Самосад

Павел Гулеватый
Утро начиналось в нашем доме запахами тёса и махры, светом из оконного проёма ёжилось под дедово "ка-хы". Тихо, чтоб не чуяла подвоха руки натрудившая родня, дверь скрипела и тоска порога, выждавши, пружинила меня. Вот переполоху будет в доме: даже не обулся, ну держись! Дед ухмылку прячет под ладонью, от морщин разглаживая жизнь. Мы идём косить. Несут озёра наше отражение в себе. Ждёт природа летнего побора, издревле покорная косьбе. Радостно мантачка правит жало. Брызнули роса и горький сок. Раззудилась дедовская жалость, чтобы луг в цвету не пересох. Первую полоску подгребая, он простелит поверх трав мешки:
"Ну-ка", - скажет. Лягу, прогибая колкие пахучие вершки. Старую загадку и тогда мне было разгадать не мудрено, а теперь понятней и подавно, что на свете сладостней всего. Но пора вставать.
"- Проснись, Павлуха! - дед разбуркал, - ну-ка, пособи". Посоливши, разломал краюху: "За водой криничною сходи". Жмурясь, принесу "воды до хлеба" и, взбодрясь, под дедовы смешки траву утрамбовываю, с неба прыгая в разверстые мешки. Скажете: невелика подмога. Знаю сам. Косы чеканя блик, в этот мир влюбляя понемногу, - зря бы не будил меня старик.
Мы домой к обеду не спешили. И не слишком жаден был побор. Старый с малым праздностью грешили, хоть всегда дырявым был забор. Дед не успевал всему дать ладу, хвастаться хозяйством не любил. Всё кролей кормил, а было надо - сам ни одного и не убил. В огороде грядка самосада, да коса в сарае, да кисет - вот и вся, считай, его отрада. Вся забота пенсионных лет. Грядка, грядка - каждою весною приходилось деду воевать с бабой Шурой, чтоб засеять снова табаком хотя б землицы пядь. Задыхались от него полати, золотились ступа и секач. На отцовской робе все заплаты пахли самосадом так, хоть плачь. У двора садился на скамейку дед Микита к четырём часам, табака истаивала мерка дымкой по закрученным усам. Мебельная фабрика гудела. Паром шабаш выдувал гудок. Тут и доходила суть до дела, а какого - жадным невдомёк. С шумом собирались работяги - надоел казённый им табак: "- Дай-ка на затяжку, дед! - А тяги хватит, чтоб не пыхкать абы как?!" И пошла газета на закрутки, полная всемирных новостей. Ради этой, может быть, минутки дед вникал в сыр-бор её страстей. "Славно дых продрало... Ну, спасибо... Вот табак,- хвалили, - так табак!" Взгляд его вбирал бы эту прибыль и теперь. Да вот не вышло так.
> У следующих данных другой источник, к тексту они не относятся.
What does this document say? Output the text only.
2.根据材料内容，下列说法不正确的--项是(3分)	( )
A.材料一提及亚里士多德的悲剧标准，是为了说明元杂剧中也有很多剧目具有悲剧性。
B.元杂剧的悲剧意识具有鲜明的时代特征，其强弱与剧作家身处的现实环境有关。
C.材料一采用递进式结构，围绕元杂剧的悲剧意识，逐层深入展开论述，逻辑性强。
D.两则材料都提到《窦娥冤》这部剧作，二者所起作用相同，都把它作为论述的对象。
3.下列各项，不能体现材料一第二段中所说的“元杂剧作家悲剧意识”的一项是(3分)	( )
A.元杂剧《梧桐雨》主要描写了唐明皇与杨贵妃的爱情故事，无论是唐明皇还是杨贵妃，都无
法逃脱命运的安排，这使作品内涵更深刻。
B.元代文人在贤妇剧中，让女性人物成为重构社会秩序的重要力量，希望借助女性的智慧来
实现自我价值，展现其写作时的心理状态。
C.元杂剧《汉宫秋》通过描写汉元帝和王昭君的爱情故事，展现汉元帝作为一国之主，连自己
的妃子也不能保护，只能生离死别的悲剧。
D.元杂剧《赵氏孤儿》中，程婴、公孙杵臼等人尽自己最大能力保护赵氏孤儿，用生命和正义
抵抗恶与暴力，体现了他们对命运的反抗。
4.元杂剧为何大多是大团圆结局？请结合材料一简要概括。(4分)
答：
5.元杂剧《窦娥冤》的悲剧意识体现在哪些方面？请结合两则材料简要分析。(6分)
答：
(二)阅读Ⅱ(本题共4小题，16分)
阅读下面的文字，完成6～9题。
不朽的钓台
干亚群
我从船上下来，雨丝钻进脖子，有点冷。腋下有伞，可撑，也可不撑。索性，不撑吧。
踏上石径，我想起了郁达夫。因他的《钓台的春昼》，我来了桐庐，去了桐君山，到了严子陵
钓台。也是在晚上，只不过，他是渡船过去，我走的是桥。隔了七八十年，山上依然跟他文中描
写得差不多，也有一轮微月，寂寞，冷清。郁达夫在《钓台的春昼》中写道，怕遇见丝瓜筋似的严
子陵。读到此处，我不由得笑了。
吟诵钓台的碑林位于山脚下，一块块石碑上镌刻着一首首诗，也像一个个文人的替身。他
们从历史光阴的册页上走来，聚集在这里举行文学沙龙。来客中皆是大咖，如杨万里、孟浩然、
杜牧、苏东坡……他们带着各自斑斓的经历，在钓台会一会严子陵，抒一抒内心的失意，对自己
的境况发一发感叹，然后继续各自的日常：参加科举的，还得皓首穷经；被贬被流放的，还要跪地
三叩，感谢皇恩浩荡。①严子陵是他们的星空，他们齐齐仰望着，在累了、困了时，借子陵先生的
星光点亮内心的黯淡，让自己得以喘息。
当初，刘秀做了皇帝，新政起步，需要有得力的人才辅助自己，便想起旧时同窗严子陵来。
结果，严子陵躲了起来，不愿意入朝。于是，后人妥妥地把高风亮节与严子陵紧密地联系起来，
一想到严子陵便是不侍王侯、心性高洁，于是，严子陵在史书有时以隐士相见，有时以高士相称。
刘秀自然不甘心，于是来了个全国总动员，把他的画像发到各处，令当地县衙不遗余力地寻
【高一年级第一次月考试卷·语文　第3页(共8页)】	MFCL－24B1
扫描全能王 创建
Что ж, стрельну у прохожего "Примы", закурю, хоть Минздрав не велит, что поделаешь - не без причины дых горчащей затяжкой налит. "В двор" войду. На колоду присяду - что с тех пор не пошла на дрова, как отец мой достраивал хату, получив половину двора. Брат его недоволен был шибко, и однажды, схвативши топор, стал крушить перемычки и шибки, глаз молящих не видя в упор. "- Порублю!" - мы дрожали от страха, вышел дед к нам на ругань и крик в незаправленной белой рубахе, задолжавший пред Богом старик. Подошёл он к колоде, как к плахе, и спокойно висок прислонил: "На! руби! забуцни её на хер, раз такого на свет породил!" Сын взревел. И попятился, ёжась, вечно помнить отцовский урок. Так был первой зарубкой положен мне на сердце болючий зарок.